Bending Instructions: Click on a block to expand it. Inside the block, drag the slider of the layer you wish to bend. The more you drag the stronger the bending. Release and the layer will be unbent gradually. ↓↓

CLIP (Contrastive Language–Image Pre-training) is an AI model that learns how images and text relate by mapping them into a shared “embedding space.” Trained on millions of image–caption pairs from the internet, it can match pictures with their best-fitting descriptions or find the right text for an image. It's composed of a text encoder (text --> embedding) and an image encoder (image --> embedding).

In latent diffusion, CLIP's role is to steer the image generation process. When you provide a text prompt, CLIP's text encoder converts your words into a numerical vector (a "text embedding"). This embedding is used to condition or steer the generation towards a final image is match your text prompt.

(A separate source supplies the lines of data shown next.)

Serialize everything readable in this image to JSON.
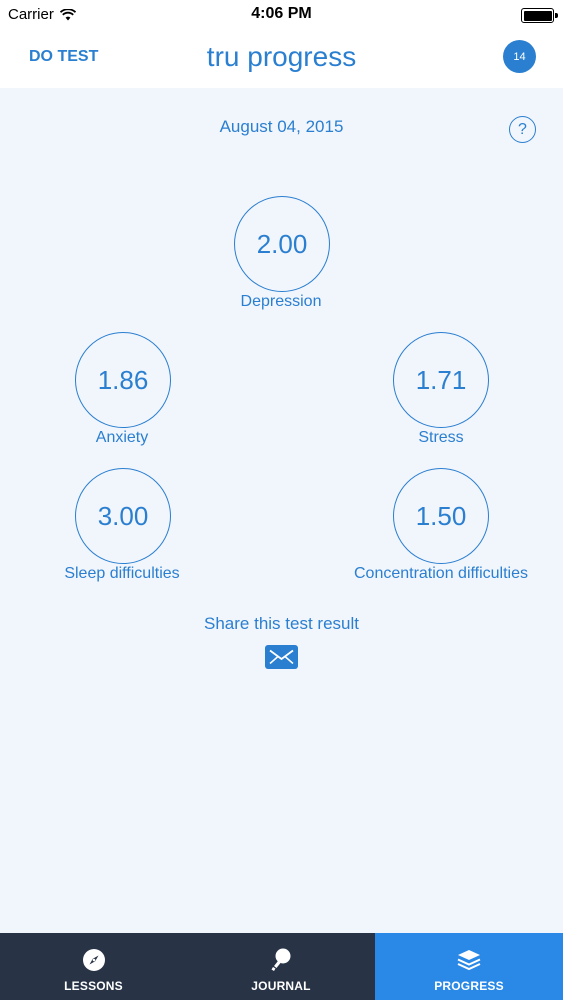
{
  "status_bar": {
    "carrier": "Carrier",
    "time": "4:06 PM"
  },
  "nav": {
    "do_test": "DO TEST",
    "title": "tru progress",
    "badge": "14"
  },
  "date": "August 04, 2015",
  "help": "?",
  "scores": {
    "depression": {
      "value": "2.00",
      "label": "Depression"
    },
    "anxiety": {
      "value": "1.86",
      "label": "Anxiety"
    },
    "stress": {
      "value": "1.71",
      "label": "Stress"
    },
    "sleep": {
      "value": "3.00",
      "label": "Sleep difficulties"
    },
    "concentration": {
      "value": "1.50",
      "label": "Concentration difficulties"
    }
  },
  "share": {
    "label": "Share this test result",
    "icon": "mail-icon"
  },
  "tabs": [
    {
      "label": "LESSONS",
      "icon": "compass-icon",
      "active": false
    },
    {
      "label": "JOURNAL",
      "icon": "lightbulb-icon",
      "active": false
    },
    {
      "label": "PROGRESS",
      "icon": "layers-icon",
      "active": true
    }
  ],
  "colors": {
    "accent": "#2a7fd0",
    "background": "#f1f5fc",
    "tab_bar": "#283446",
    "tab_active": "#2a89e6"
  }
}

Latents are compressed versions of images that live in a smaller “latent space.” The model works here instead of directly on pixels to make generation faster and more efficient.

Text-conditioned latents are the evolving image representations that are guided by the meaning of your text prompt as noise is gradually removed.

In the latent diffusion process, these components work together in a loop. The Scheduler acts as the planner, dividing the total number of timesteps (for example, 20) into a step-by-step itinerary for moving from pure noise to a clear image. It defines the noise level and adjustment size for each stage, balancing generation speed (fewer, larger steps) with image quality (more, smaller steps).

At each timestep, the U-Net serves as the noise predictor. It looks at the current noisy latent image, along with the text guidance (from the text encoder, often based on CLIP), and predicts which parts of the image are noise.

The Sampler is the executor (e.g., DDIM, DPM-Solver, Euler). It combines the U-Net’s noise prediction with the Scheduler’s plan to perform the actual math that removes noise and moves the latent image closer to clarity.

This loop repeats until the final image emerges from the noise.

Text embeddings are the numerical representations of your prompt that tell the model what kind of image to create.

Latent seed noise is the random starting pattern in latent space. The seed number determines the initial noise and affects the final image output. In the case of image to image generation (e.g., transforming a sketch to a detailed image), this is replaced by the result of passing an input image to the VAE to obtain an initial latent.

The Variational Autoencoder (VAE) converts between latent space and image space. It encodes images into latents and decodes latents back into viewable images.